Schematic representation of a ballade stanza

Balladelle stanza

Cantus voice of Machaut's "Honte, paour, doubtance". Note the musical rhyme between the clos of part A (m.15–18) and the end of the refrain (m.27–29).

The musical form of a ballade stanza is a bar form ($\mathrm{AAB}$), with a first, repeated musical section (stollen) setting the two initial pairs of verses (rhyme scheme $\mathrm{ab \,\, ab}$), and the second section (abgesang) setting the remaining lines including the refrain verse ($\mathrm{bcbC}$). The two statements of the "$\mathrm{A}$" section often have different endings, known as "ouvert" and "clos" respectively, with the harmony of the "ouvert" ending leading back to the beginning and that of the "clos" ending leading forward into the "$\mathrm{B}$" section. In many ballades, the final part of the "$\mathrm{B}$" section may reintroduce melodic material referring back to the end of the $\mathrm{A}$ part, a feature known as "musical rhyme" (or, in German, Rücklaufballade). An alternative form employed by Machaut, known as ballade duplex or balladelle, has the $\mathrm{B}$ part also divided into two repetitions, with the refrain line sung as part of the repetition.

A famous exception to the normal form is "Se la face ay pale" by Guillaume Dufay, where the entire stanza is through-composed, i.e. without a repetition between the two "$\mathrm{A}$" sections.
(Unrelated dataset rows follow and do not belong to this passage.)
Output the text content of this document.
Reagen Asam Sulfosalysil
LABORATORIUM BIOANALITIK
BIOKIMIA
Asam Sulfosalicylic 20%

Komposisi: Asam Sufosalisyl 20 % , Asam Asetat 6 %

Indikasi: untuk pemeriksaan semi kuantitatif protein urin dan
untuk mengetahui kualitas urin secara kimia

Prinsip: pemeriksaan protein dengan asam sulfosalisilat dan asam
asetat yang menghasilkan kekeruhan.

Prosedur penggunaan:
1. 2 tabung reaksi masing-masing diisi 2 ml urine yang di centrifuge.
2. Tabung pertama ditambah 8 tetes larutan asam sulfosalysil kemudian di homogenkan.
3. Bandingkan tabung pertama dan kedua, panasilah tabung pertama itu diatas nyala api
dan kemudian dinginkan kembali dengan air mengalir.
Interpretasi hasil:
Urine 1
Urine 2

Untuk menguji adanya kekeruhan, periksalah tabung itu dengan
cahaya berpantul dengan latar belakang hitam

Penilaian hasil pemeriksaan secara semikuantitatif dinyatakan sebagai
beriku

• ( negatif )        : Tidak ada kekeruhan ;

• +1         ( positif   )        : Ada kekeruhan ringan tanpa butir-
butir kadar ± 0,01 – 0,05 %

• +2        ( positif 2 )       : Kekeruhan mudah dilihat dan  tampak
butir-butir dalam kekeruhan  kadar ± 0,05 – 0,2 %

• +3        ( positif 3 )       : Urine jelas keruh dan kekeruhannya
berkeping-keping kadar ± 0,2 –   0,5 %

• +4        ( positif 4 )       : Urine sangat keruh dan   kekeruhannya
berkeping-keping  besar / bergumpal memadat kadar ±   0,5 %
==Notable writers of ballades==

Guillaume de Machaut wrote 42 ballades set to music. A few of them set two or even three poems to music simultaneously, with different texts sung in different voices. Most of the others have a single texted voice with either one or two untexted (instrumental) accompanying voices. One of the most notable writers of ballades in the 15th century was François Villon.

==Variations==

There are many easy-to-identify variations to the ballade; it is in many ways similar to the ode and chant royal. Some ballades have five stanzas. A seven-line ballade, or ballade royal, consists of four stanzas of rhyme royal, all using the same three rhymes, all ending in a refrain, without an envoi.

A ballade supreme has ten-line stanzas rhyming $\mathrm{ababbccdcD}$, with the envoi $\mathrm{ccdcD \,\, ccdccD}$. An example is Ballade des Pendus by François Villon. There are also instances of a double ballade and double-refrain ballade.